Nachdem die Glasplatte in dem Rahmen angebracht ist, muß man letztern in horizontaler
Lage lassen, bis man ihn in die dunkle Kammer bringt.
3. Exposition in der dunklen Kammer; Uebergießen mit
Gallussäure und Fixiren des Bildes. – Um eine gut beleuchtete
Landschaft mit dem einfachen Objectiv abzubilden, muß man 1 oder 1 1/2 Minuten
exponiren; für Porträte ist mit dem doppelten Objectiv ziemlich dieselbe Zeit
erforderlich. Ich muß hier bemerken, daß sich mit dem Leim alle bisher
vorgeschlagenen beschleunigenden Substanzen anwenden lassen, jedoch mit Ausnahme der
Essigsäure, welche der Leimlösung die Eigenschaft benimmt zu einer Gallerte zu
gestehen. Ich habe gefunden, daß die Schicht empfindlicher wird, wenn man der
Leimlösung ein wenig arabisches Gummi zusetzte.

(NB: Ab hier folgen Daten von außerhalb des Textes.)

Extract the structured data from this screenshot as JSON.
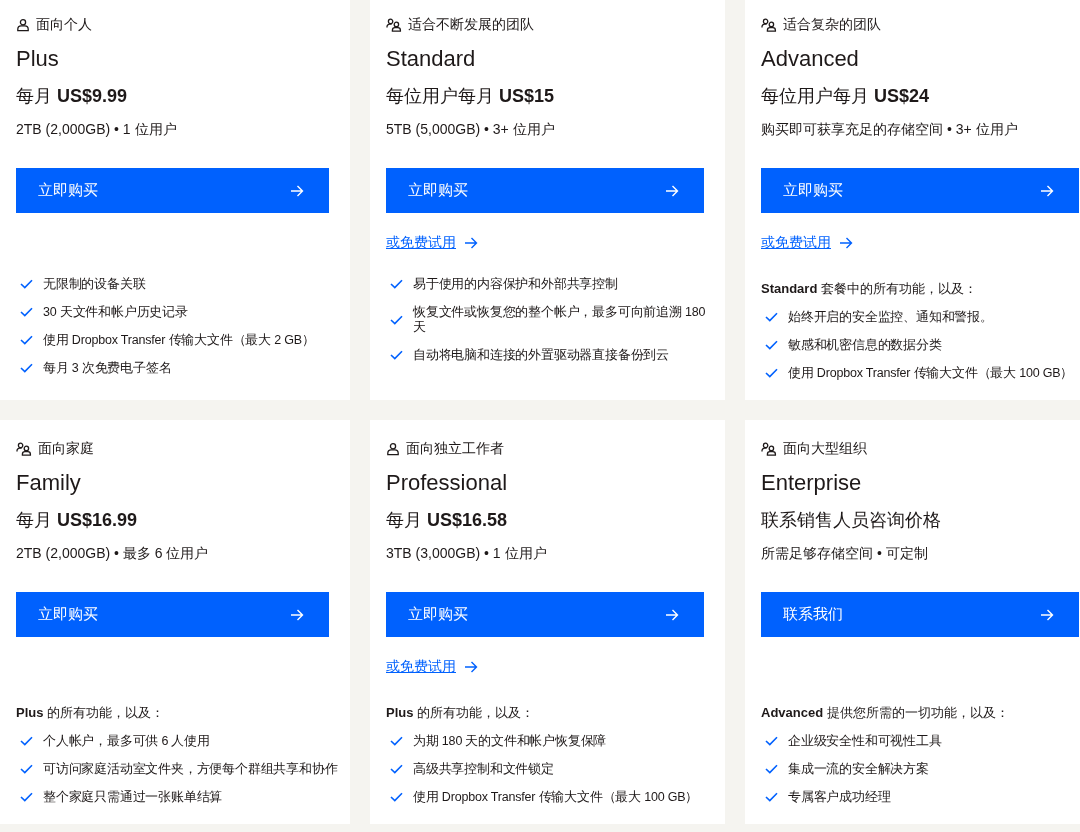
{
  "plans": [
    {
      "kind": "single",
      "audience": "面向个人",
      "name": "Plus",
      "price": "每月 **US$9.99**",
      "storage": "2TB (2,000GB) • 1 位用户",
      "button": "立即购买",
      "features": [
        "无限制的设备关联",
        "30 天文件和帐户历史记录",
        "使用 Dropbox Transfer 传输大文件（最大 2 GB）",
        "每月 3 次免费电子签名"
      ]
    },
    {
      "kind": "group",
      "audience": "适合不断发展的团队",
      "name": "Standard",
      "price": "每位用户每月 **US$15**",
      "storage": "5TB (5,000GB) • 3+ 位用户",
      "button": "立即购买",
      "trial": "或免费试用",
      "features": [
        "易于使用的内容保护和外部共享控制",
        "恢复文件或恢复您的整个帐户，最多可向前追溯 180 天",
        "自动将电脑和连接的外置驱动器直接备份到云"
      ]
    },
    {
      "kind": "group",
      "audience": "适合复杂的团队",
      "name": "Advanced",
      "price": "每位用户每月 **US$24**",
      "storage": "购买即可获享充足的存储空间 • 3+ 位用户",
      "button": "立即购买",
      "trial": "或免费试用",
      "features_intro": "**Standard** 套餐中的所有功能，以及：",
      "features": [
        "始终开启的安全监控、通知和警报。",
        "敏感和机密信息的数据分类",
        "使用 Dropbox Transfer 传输大文件（最大 100 GB）"
      ]
    },
    {
      "kind": "group",
      "audience": "面向家庭",
      "name": "Family",
      "price": "每月 **US$16.99**",
      "storage": "2TB (2,000GB) • 最多 6 位用户",
      "button": "立即购买",
      "features_intro": "**Plus** 的所有功能，以及：",
      "features": [
        "个人帐户，最多可供 6 人使用",
        "可访问家庭活动室文件夹，方便每个群组共享和协作",
        "整个家庭只需通过一张账单结算"
      ]
    },
    {
      "kind": "single",
      "audience": "面向独立工作者",
      "name": "Professional",
      "price": "每月 **US$16.58**",
      "storage": "3TB (3,000GB) • 1 位用户",
      "button": "立即购买",
      "trial": "或免费试用",
      "features_intro": "**Plus** 的所有功能，以及：",
      "features": [
        "为期 180 天的文件和帐户恢复保障",
        "高级共享控制和文件锁定",
        "使用 Dropbox Transfer 传输大文件（最大 100 GB）"
      ]
    },
    {
      "kind": "group",
      "audience": "面向大型组织",
      "name": "Enterprise",
      "price": "联系销售人员咨询价格",
      "storage": "所需足够存储空间 • 可定制",
      "button": "联系我们",
      "features_intro": "**Advanced** 提供您所需的一切功能，以及：",
      "features": [
        "企业级安全性和可视性工具",
        "集成一流的安全解决方案",
        "专属客户成功经理"
      ]
    }
  ]
}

Nachdem die Exposition in der dunklen Kammer beendigt ist, legt man die Glasplatte
auf einen Träger, und gießt auf die Oberfläche eine Gallussäure-Auflösung,
welche höchstens einen halben Gramm Gallussäure in 100 Grammen destillirten Wassers
enthält: man läßt das Bild dann zum Vorschein kommen bis die Schatten intensiv genug
sind. Um das Bild zu fixiren, wascht man die Platte mit vielem Wasser ab, dann
taucht man sie in eine Auflösung von unterschwefligsaurem Natron, bis alles
Jodsilber, welches dem Leim ein milchichtes Ansehen gibt, gänzlich verschwunden ist,
was bisweilen ziemlich lang dauert. Hierauf behandelt man die Platte im gewöhnlichen
Bad, um ihr das unterschwefligsaure Salz zu entziehen, eine oder zwei Stunden lang;
dann gießt man destillirtes Wasser auf ihre Oberfläche, und endlich läßt man die
Leimschicht trocknen.
Man übertragt diese negativen Bilder auf das gewöhnliche positive Papier. Bei allen
diesen Operationen ist die Dunkelheit nur für das Tränken der Platte mit der
Silberauflösung und mit der Gallussäure durchaus nothwendig. Destillirtes Wasser
wird nur zur Bereitung der Auflösungen und für das letzte Abwaschen des Bildes
angewandt.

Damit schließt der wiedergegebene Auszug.